By then, Madame Chiang had moved to New York, where she lived in an apartment on Gracie Square in Manhattan. In March 1999, as she turned 101, hard of hearing but still quick-witted, she told visitors that she read the Bible and The New York Times every day.
The Chiang-Soong wedding took place in Shanghai on Dec. 1, 1927. A small Christian ceremony was held at the Soong mansion on Seymour Road, followed by a political ceremony at the Majestic Hotel, beneath a portrait of Sun Yat-sen.
Madame Chiang became a true political partner to her husband, traveling with him, advising him on military and political matters, turning her charm on allies and foes alike. Chiang spoke almost no English, though his wife taught him to call her ''darling,'' and she served as his interpreter, often interspersing her own views.
During World War II, Madame Chiang emerged as China's most important ambassador, frequently charming American visitors like Wendell Wilkie, the Republican politician, who came to China in 1942 after losing a presidential campaign against Roosevelt in 1940.
Madame Chiang made a splash in Washington after the war. She spoke forcefully and passionately to Congress, winning a roaring ovation.
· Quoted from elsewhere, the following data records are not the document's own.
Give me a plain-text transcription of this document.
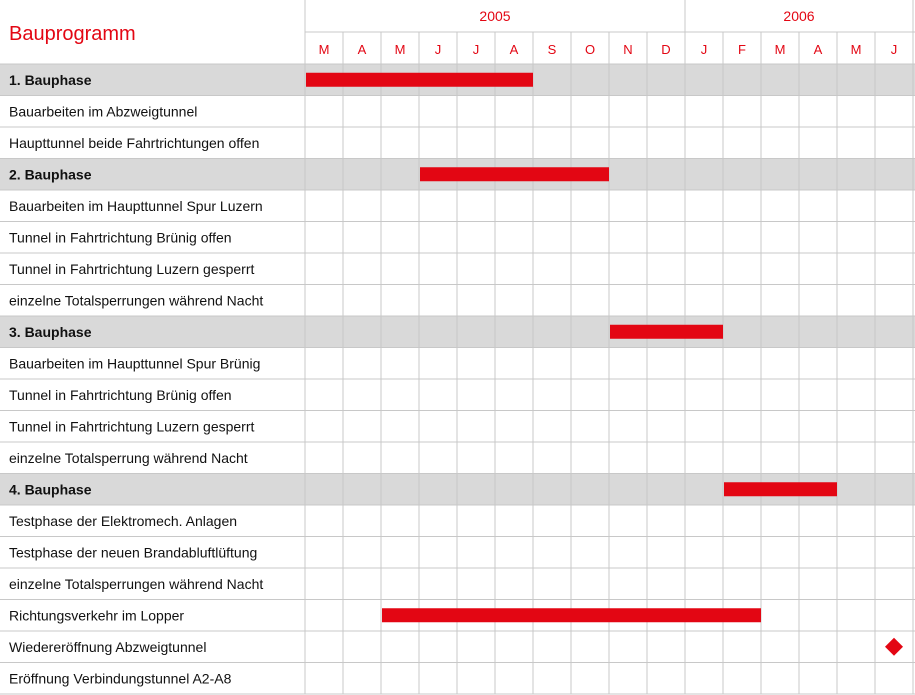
Bauprogramm
2005	2006
M A M J J A S O N D J F M A M J
1. Bauphase
Bauarbeiten im Abzweigtunnel
Haupttunnel beide Fahrtrichtungen offen
2. Bauphase
Bauarbeiten im Haupttunnel Spur Luzern
Tunnel in Fahrtrichtung Brünig offen
Tunnel in Fahrtrichtung Luzern gesperrt
einzelne Totalsperrungen während Nacht
3. Bauphase
Bauarbeiten im Haupttunnel Spur Brünig
Tunnel in Fahrtrichtung Brünig offen
Tunnel in Fahrtrichtung Luzern gesperrt
einzelne Totalsperrung während Nacht
4. Bauphase
Testphase der Elektromech. Anlagen
Testphase der neuen Brandabluftlüftung
einzelne Totalsperrungen während Nacht
Richtungsverkehr im Lopper
Wiedereröffnung Abzweigtunnel
Eröffnung Verbindungstunnel A2-A8
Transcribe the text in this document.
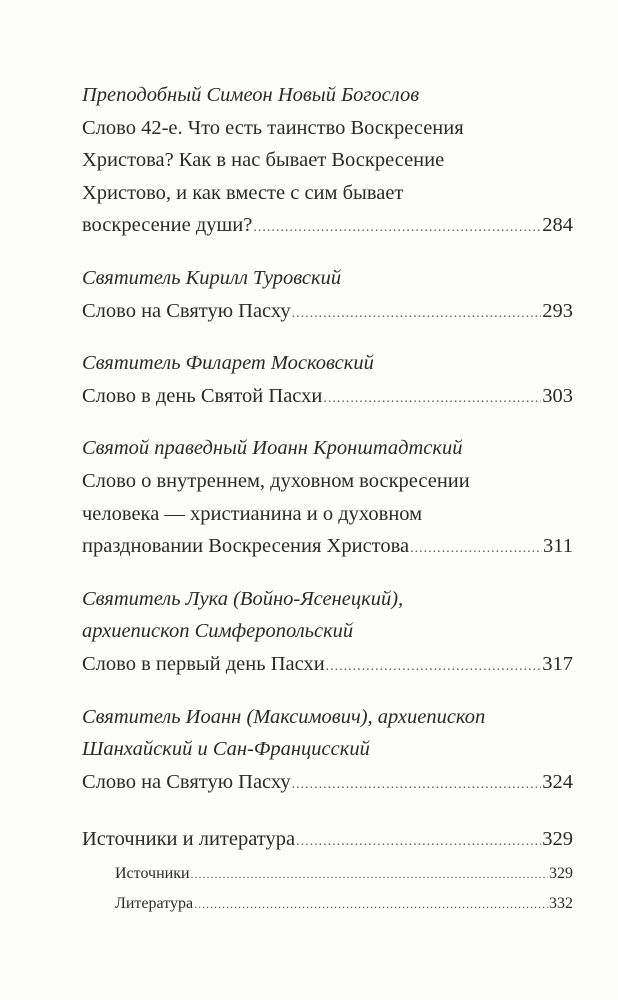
Преподобный Симеон Новый Богослов
Слово 42-е. Что есть таинство Воскресения
Христова? Как в нас бывает Воскресение
Христово, и как вместе с сим бывает
воскресение души? .....	284
Святитель Кирилл Туровский
Слово на Святую Пасху .....	293
Святитель Филарет Московский
Слово в день Святой Пасхи .....	303
Святой праведный Иоанн Кронштадтский
Слово о внутреннем, духовном воскресении
человека — христианина и о духовном
праздновании Воскресения Христова .....	311
Святитель Лука (Войно-Ясенецкий),
архиепископ Симферопольский
Слово в первый день Пасхи .....	317
Святитель Иоанн (Максимович), архиепископ
Шанхайский и Сан-Францисский
Слово на Святую Пасху .....	324
Источники и литература .....	329
Источники .....	329
Литература .....	332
She then traveled across the country, appearing at Madison Square Garden and at the Hollywood Bowl.
The Nationalists received considerable American aid, but as John Service, a longtime Foreign Service officer in China, warned in a memorandum about General Chiang: ''He has achieved and maintained his position in China by his supreme skill in balancing man against man and group against group, and his adroitness as a military politician rather than as a military commander, and by reliance on a gangster secret police.''
General Chiang resigned as president of Nationalist China in January 1949 and fled to Taiwan that May, taking with him a national art collection that was kept in crates in Taiwan for years as the Chiangs clung to the ever-diminishing hope that they would some day take it back to Beijing.
In the United States, the Chiangs set up what would become one of the most sophisticated lobbying efforts ever in Washington, learning how to distribute millions of dollars indirectly through law firms and public relations companies. The operation continues today.
Madame Chiang made several trips to the United States in the 1950's to oppose efforts by the People's Republic of China to win a seat at the United Nations. Only in 1971 did the United Nations allow the government of the world's most populous country to be represented, a prelude to President Nixon's trip to Beijing in 1972.
Madame Chiang lived out her final years in New York, with a pack of black-suited bodyguards who cleared the lobby of her Gracie Square apartment building every time she entered or left. She returned to Congress for one last appearance in 1995.